何でインドネシアの論文なんて書いてるんだ,と思われるかもしれません。本書のあとがきに結構詳しく書かれていますが*1,このプロジェクト自体は2005年くらいから大阪市立大学の永井史男先生が始められてまして,ちょうど10年ほど前,大阪市立大学に赴任した直後にお誘いを受けて科研に参加したのでした。ブログでもインドネシアの話がちょこちょこ出てきますが(インドネシアの地方自治とかインドネシアの地方自治2とか)それはだいたいこのプロジェクトがらみの話です。科研プロジェクトは,地域研究者(タイ・フィリピン・インドネシア)と政治学者・行政学者・社会学者の邂逅,みたいな感じで行われていて,特定地域について強みを持つ人たちは地域についての情報を整理・提供し,普段別の研究してる人たちはサーベイの手法やら理論研究やらを持ち寄って一緒に考える,というものでした。私は他の仕事が忙しくなったこともあり,2014年くらいからメンバーを外れていますが,プロジェクト自体はとても楽しかったですし,個人的にも学ぶところは非常に多くて,その後にもいろいろ影響を受けているように思います。

論文については,あんまり知らないところの話を,しかもサーベイを使って描くということで大変でしたが共著者の岡本先生に教えられながらなんとか書いた,って感じです。
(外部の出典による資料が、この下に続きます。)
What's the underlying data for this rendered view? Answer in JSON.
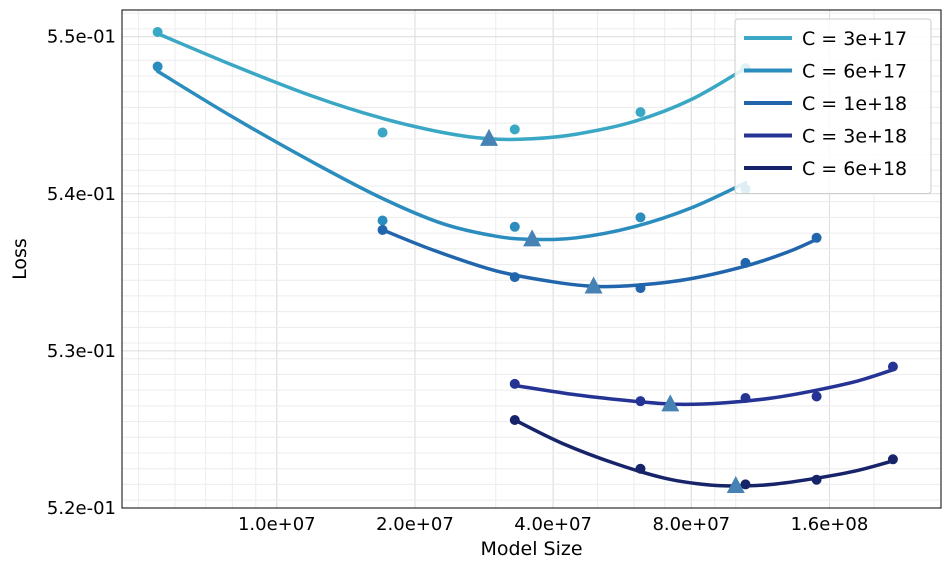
{
  "chart_data": {
    "type": "line",
    "title": "",
    "xlabel": "Model Size",
    "ylabel": "Loss",
    "xscale": "log",
    "xlim": [
      4600000,
      280000000
    ],
    "ylim": [
      0.52,
      0.5517
    ],
    "xticks": [
      {
        "value": 10000000,
        "label": "1.0e+07"
      },
      {
        "value": 20000000,
        "label": "2.0e+07"
      },
      {
        "value": 40000000,
        "label": "4.0e+07"
      },
      {
        "value": 80000000,
        "label": "8.0e+07"
      },
      {
        "value": 160000000,
        "label": "1.6e+08"
      }
    ],
    "yticks": [
      {
        "value": 0.52,
        "label": "5.2e-01"
      },
      {
        "value": 0.53,
        "label": "5.3e-01"
      },
      {
        "value": 0.54,
        "label": "5.4e-01"
      },
      {
        "value": 0.55,
        "label": "5.5e-01"
      }
    ],
    "grid": true,
    "legend_position": "top-right",
    "series": [
      {
        "name": "C = 3e+17",
        "color": "#3aa7c4",
        "points": [
          [
            5500000,
            0.5503
          ],
          [
            17000000,
            0.5439
          ],
          [
            33000000,
            0.5441
          ],
          [
            62000000,
            0.5452
          ],
          [
            105000000,
            0.548
          ]
        ],
        "fit": [
          [
            5500000,
            0.5502
          ],
          [
            8000000,
            0.5482
          ],
          [
            12000000,
            0.5462
          ],
          [
            17000000,
            0.5448
          ],
          [
            23000000,
            0.5439
          ],
          [
            29000000,
            0.5435
          ],
          [
            36000000,
            0.5435
          ],
          [
            45000000,
            0.5438
          ],
          [
            60000000,
            0.5446
          ],
          [
            80000000,
            0.546
          ],
          [
            105000000,
            0.548
          ]
        ],
        "optimum": [
          29000000,
          0.5435
        ]
      },
      {
        "name": "C = 6e+17",
        "color": "#2b8cbe",
        "points": [
          [
            5500000,
            0.5481
          ],
          [
            17000000,
            0.5383
          ],
          [
            33000000,
            0.5379
          ],
          [
            62000000,
            0.5385
          ],
          [
            105000000,
            0.5403
          ]
        ],
        "fit": [
          [
            5500000,
            0.5478
          ],
          [
            8000000,
            0.5449
          ],
          [
            12000000,
            0.542
          ],
          [
            17000000,
            0.5397
          ],
          [
            23000000,
            0.5381
          ],
          [
            30000000,
            0.5373
          ],
          [
            36000000,
            0.5371
          ],
          [
            45000000,
            0.5372
          ],
          [
            60000000,
            0.5379
          ],
          [
            80000000,
            0.5391
          ],
          [
            105000000,
            0.5407
          ]
        ],
        "optimum": [
          36000000,
          0.5371
        ]
      },
      {
        "name": "C = 1e+18",
        "color": "#2166ac",
        "points": [
          [
            17000000,
            0.5377
          ],
          [
            33000000,
            0.5347
          ],
          [
            62000000,
            0.534
          ],
          [
            105000000,
            0.5356
          ],
          [
            150000000,
            0.5372
          ]
        ],
        "fit": [
          [
            17000000,
            0.5377
          ],
          [
            22000000,
            0.5364
          ],
          [
            30000000,
            0.5351
          ],
          [
            40000000,
            0.5344
          ],
          [
            50000000,
            0.5341
          ],
          [
            62000000,
            0.5342
          ],
          [
            80000000,
            0.5346
          ],
          [
            105000000,
            0.5354
          ],
          [
            130000000,
            0.5363
          ],
          [
            150000000,
            0.5371
          ]
        ],
        "optimum": [
          49000000,
          0.5341
        ]
      },
      {
        "name": "C = 3e+18",
        "color": "#253494",
        "points": [
          [
            33000000,
            0.5279
          ],
          [
            62000000,
            0.5268
          ],
          [
            105000000,
            0.527
          ],
          [
            150000000,
            0.5271
          ],
          [
            220000000,
            0.529
          ]
        ],
        "fit": [
          [
            33000000,
            0.5278
          ],
          [
            45000000,
            0.5272
          ],
          [
            60000000,
            0.5268
          ],
          [
            75000000,
            0.5266
          ],
          [
            95000000,
            0.5267
          ],
          [
            120000000,
            0.527
          ],
          [
            150000000,
            0.5275
          ],
          [
            185000000,
            0.5281
          ],
          [
            220000000,
            0.5288
          ]
        ],
        "optimum": [
          72000000,
          0.5266
        ]
      },
      {
        "name": "C = 6e+18",
        "color": "#172469",
        "points": [
          [
            33000000,
            0.5256
          ],
          [
            62000000,
            0.5225
          ],
          [
            105000000,
            0.5215
          ],
          [
            150000000,
            0.5218
          ],
          [
            220000000,
            0.5231
          ]
        ],
        "fit": [
          [
            33000000,
            0.5256
          ],
          [
            42000000,
            0.5241
          ],
          [
            55000000,
            0.5228
          ],
          [
            70000000,
            0.5219
          ],
          [
            85000000,
            0.5215
          ],
          [
            100000000,
            0.5214
          ],
          [
            120000000,
            0.5215
          ],
          [
            150000000,
            0.5219
          ],
          [
            185000000,
            0.5224
          ],
          [
            220000000,
            0.523
          ]
        ],
        "optimum": [
          100000000,
          0.5214
        ]
      }
    ],
    "optimum_marker_color": "#4682b4"
  }
}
ざっくりですが序章でのまとめにあるように,「グッドガバナンスのような地方政府全体のパフォーマンスを考慮する場合に強力な政治的リーダーシップが重要になる傾向が存在する一方で,公衆衛生や教育のように官僚組織での調整を必要とする分野では官僚の自律性が大きな役割を果たすことが示唆された」ということを書いています。2013年初頭に国際シンポジウムをやったときに一応論文の原型(英語)ができていて,そのあと2015年の政治学会で日本語にしてしゃべったのかな。そのあと在外研究中に先行研究とか理論の部分をかなり変えて英文誌に投稿したものの,一回リジェクトでまあそうだよねー直さないと~と思ったものがそのままになっていたところ,昨年中に日本語の出版という話となって,リジェクトされたときに言われたことを修正して日本語にして出した,という感じです。また英語に戻して投稿するかというとなかなか微妙,ってところですが…。

東南アジアにおける地方ガバナンスの計量分析―タイ,フィリピン,インドネシアの地方エリートサーベイから( (シリーズ転換期の国際政治11)

東南アジアにおける地方ガバナンスの計量分析―タイ,フィリピン,インドネシアの地方エリートサーベイから( (シリーズ転換期の国際政治11)

 

*1:ちなみにこのあとがきはまあ長いんですが,一つのプロジェクトの誕生と展開の歴史,というのが語られていてなかなか面白いものではあります。